Deployment
Use Docker Compose to run all services. The repository ships
three compose files: docker-compose.yml (production-shaped),
docker-compose.dev.yml (overrides for local development), and
docker-compose.e2e.yml (overrides for the end-to-end test
suite).
Profiles
The model service comes in two variants:
docker compose --profile cpu up # CPU only (default)

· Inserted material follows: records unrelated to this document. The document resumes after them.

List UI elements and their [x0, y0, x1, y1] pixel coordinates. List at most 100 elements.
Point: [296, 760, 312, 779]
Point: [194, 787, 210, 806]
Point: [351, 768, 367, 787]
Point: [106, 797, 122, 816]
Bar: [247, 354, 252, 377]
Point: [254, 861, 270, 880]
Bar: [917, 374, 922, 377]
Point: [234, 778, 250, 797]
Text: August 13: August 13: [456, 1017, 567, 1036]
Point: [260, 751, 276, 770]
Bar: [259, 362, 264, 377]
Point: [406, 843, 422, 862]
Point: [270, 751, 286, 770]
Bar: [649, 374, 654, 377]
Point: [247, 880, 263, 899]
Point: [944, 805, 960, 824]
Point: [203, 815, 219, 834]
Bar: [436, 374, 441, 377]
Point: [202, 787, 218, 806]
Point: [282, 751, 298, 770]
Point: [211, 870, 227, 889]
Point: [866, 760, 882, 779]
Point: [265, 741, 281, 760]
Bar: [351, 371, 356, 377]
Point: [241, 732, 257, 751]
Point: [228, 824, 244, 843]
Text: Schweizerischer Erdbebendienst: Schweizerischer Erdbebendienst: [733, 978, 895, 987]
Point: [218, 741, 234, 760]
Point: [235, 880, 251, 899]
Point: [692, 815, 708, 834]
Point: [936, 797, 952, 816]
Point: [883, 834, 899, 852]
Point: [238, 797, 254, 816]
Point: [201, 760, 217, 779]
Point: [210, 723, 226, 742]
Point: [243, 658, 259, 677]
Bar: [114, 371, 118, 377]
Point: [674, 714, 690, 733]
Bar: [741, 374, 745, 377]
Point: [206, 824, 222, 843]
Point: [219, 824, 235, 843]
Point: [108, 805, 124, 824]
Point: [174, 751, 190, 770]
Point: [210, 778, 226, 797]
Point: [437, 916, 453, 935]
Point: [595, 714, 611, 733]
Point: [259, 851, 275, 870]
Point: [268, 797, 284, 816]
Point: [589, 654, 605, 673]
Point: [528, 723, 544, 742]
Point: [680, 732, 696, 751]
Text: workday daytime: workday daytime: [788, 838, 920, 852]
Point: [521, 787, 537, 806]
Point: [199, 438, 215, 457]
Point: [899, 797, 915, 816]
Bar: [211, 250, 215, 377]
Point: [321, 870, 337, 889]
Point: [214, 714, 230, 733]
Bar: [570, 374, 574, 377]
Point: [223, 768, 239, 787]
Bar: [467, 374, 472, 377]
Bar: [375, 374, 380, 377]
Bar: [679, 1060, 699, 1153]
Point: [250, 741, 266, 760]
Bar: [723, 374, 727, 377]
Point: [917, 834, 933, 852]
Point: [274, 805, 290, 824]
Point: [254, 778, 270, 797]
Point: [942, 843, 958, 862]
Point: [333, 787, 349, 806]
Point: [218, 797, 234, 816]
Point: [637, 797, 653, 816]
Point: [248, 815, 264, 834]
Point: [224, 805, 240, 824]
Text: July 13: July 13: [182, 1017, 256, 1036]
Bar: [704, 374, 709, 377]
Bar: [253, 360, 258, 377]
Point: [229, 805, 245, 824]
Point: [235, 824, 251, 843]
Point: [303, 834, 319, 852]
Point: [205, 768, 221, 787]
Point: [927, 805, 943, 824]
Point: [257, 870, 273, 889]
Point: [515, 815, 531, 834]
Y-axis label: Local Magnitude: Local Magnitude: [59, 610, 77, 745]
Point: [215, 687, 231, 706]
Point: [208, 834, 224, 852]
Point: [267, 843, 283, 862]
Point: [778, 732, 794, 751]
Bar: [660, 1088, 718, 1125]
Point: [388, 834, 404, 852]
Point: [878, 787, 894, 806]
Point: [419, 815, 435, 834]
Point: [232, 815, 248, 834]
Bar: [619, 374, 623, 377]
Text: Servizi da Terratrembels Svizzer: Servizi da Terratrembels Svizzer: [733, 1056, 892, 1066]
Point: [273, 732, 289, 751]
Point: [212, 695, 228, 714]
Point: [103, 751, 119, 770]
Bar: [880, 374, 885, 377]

docker compose --profile gpu up # NVIDIA GPU
docker compose up (no profile) starts the CPU variant via the
empty default profile. The GPU variant requires the NVIDIA
Container Toolkit and the nvidia driver in
deploy.resources.reservations.devices.
Build modes
The model-service Dockerfile takes DEVICE and BUILD_MODE
build args:
DEVICE=cpu # CPU-only inference (ONNX Runtime, llama.cpp,
# Transformers SmolVLM / Moondream)
DEVICE=gpu # GPU inference (SGLang, vLLM, Transformers)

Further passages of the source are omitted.